Perlahan kubuka mataku, gelap. Hanya ada seberkas cahaya di langit-langit
ruangan sebelah. Seperti biasa, Kak Nur menghidupkan senter kecilnya menghadap
ke atas. Karena tidak ada plafon yang membatasi langit-langit antar ruangan,
satu sinar cukup menerangi kami di dalam satu rumah. Asal kau tahu, meskipun
Ilwaki sudah memiliki listrik yang bersumber dari Pembangkit Listrik Tenaga Surya
(PLTS), tapi kekuatan yang masih relatif terbatas membuat negeri ini bercahaya
hanya pada saat-saat tertentu saja. Selebihnya, haha gelap :D.
Yap, aku masih di negeri
rantau. Suara azan itu berasal dari handphone ku. Satu desahan tertahan keluar
dari mulutku, ahh jujur aku rindu rumahku, tapi aku tersenyum tipis, “oh ya,
bukankah hari ini hari libur dan aku akan segera berangkat ke Ambon, asiiik
^_^”. Akupun membangunkan Sri. Matanya yang masih terkantuk-kantuk segera
mengikutiku menuju kamar mandi. Untunglah kamar mandi kami berada di dalam
rumah, tidak seperti rumah lainnya. Tak terbayangkan dalam otakku jika setiap
subuh kami harus merasakan berada dalam film horor. Ahh, bukankah sudah
kuberitahu padamu kawan, negeri ini bertuah, kisah seram dan rupa-rupa
kengerian yang biasa dipertontonkan di televisi, ada di sini. Bahkan, saat
kamar mandi sudah di dalam rumah saja, sesekali kami merasakan ada orang yang
mengintip dari celah pintu di samping rumah. Memang pintu kami masih berupa
susunan papan sehingga masih ada celah diantaranya. Cukup untuk sekedar
mengintip dari luar sana. Kadang juga, dalam sepinya subuh yang gelap gulita,
kami mendengar langkah kaki yang diseret di antara bebatuan yang sengaja
diletakkan di sekeliling rumah. Hiiy, seram bukan.

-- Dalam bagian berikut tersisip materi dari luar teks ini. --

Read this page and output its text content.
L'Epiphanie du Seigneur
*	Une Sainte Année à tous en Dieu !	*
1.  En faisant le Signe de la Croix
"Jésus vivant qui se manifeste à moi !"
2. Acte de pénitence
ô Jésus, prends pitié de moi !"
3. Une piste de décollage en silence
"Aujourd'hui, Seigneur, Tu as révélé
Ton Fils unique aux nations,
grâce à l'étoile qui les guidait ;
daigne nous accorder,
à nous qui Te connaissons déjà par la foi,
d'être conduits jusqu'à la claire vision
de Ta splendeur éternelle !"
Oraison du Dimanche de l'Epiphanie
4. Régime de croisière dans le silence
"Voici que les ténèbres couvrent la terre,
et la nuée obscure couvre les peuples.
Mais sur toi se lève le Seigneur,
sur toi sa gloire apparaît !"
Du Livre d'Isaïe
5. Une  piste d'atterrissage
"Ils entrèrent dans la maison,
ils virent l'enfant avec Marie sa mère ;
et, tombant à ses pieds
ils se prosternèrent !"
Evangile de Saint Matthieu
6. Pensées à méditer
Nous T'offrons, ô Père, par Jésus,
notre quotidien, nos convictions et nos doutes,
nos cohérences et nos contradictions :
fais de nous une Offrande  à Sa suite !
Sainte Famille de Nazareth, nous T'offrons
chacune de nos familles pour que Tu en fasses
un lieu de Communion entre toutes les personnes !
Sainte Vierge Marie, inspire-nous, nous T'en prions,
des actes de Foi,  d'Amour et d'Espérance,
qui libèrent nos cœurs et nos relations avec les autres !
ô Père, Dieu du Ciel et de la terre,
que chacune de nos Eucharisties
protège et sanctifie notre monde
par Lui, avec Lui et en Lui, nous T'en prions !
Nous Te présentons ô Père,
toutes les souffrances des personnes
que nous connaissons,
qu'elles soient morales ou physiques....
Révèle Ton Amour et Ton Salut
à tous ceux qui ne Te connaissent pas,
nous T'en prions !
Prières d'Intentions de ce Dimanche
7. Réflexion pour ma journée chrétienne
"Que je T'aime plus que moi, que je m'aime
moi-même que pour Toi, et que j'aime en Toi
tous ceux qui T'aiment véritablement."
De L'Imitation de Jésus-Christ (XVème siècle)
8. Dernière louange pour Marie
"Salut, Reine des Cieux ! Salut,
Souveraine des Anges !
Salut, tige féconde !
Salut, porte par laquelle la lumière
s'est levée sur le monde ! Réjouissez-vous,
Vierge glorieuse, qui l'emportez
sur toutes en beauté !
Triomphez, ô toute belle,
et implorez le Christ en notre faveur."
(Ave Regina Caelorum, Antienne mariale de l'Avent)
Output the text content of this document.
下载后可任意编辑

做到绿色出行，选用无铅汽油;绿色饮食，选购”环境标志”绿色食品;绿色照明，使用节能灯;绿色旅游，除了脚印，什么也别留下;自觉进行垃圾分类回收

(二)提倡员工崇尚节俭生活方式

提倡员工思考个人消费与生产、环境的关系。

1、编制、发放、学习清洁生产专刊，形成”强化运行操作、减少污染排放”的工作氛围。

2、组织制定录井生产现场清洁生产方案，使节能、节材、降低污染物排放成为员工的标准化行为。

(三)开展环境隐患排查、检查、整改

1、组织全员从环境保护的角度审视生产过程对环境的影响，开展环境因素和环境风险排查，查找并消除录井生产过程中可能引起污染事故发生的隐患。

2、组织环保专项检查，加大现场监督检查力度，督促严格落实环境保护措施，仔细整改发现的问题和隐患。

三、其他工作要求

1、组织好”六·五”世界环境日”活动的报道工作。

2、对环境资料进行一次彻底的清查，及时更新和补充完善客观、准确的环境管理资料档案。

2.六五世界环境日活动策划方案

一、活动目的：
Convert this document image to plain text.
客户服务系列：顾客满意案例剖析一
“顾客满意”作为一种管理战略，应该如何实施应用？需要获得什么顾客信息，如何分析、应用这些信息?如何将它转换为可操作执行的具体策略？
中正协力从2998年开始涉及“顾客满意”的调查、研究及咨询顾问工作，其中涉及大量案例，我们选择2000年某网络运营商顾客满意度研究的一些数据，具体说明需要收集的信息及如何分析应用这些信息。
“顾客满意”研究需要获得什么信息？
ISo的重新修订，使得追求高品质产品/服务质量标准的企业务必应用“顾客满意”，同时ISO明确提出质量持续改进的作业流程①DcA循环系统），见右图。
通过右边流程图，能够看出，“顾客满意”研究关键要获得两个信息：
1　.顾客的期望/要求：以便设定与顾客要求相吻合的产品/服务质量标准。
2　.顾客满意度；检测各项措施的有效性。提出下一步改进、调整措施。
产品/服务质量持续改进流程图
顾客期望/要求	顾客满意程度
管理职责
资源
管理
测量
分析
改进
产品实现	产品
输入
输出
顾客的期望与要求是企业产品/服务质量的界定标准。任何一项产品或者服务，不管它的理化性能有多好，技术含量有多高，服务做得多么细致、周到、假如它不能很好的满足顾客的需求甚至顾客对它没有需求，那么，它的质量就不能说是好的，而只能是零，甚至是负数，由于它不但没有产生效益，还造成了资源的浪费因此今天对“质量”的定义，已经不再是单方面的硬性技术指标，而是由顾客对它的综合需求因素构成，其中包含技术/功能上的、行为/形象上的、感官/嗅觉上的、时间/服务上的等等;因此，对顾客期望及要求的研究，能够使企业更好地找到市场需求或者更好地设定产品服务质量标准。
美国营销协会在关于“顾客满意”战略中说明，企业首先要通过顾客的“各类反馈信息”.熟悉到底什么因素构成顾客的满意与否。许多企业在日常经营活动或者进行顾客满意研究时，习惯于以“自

Masih dalam dunia kegelapan,
kami sholat subuh berjamaah. Terbata-bata Sri melantunkan iqamah dan aku
menjadi imamnya. Sepinya suasana subuh kadang membuat bulu kudukku merinding.
Meskipun suara-suara aneh di luar sana tetap terdengar aku mencoba mengabaikannya.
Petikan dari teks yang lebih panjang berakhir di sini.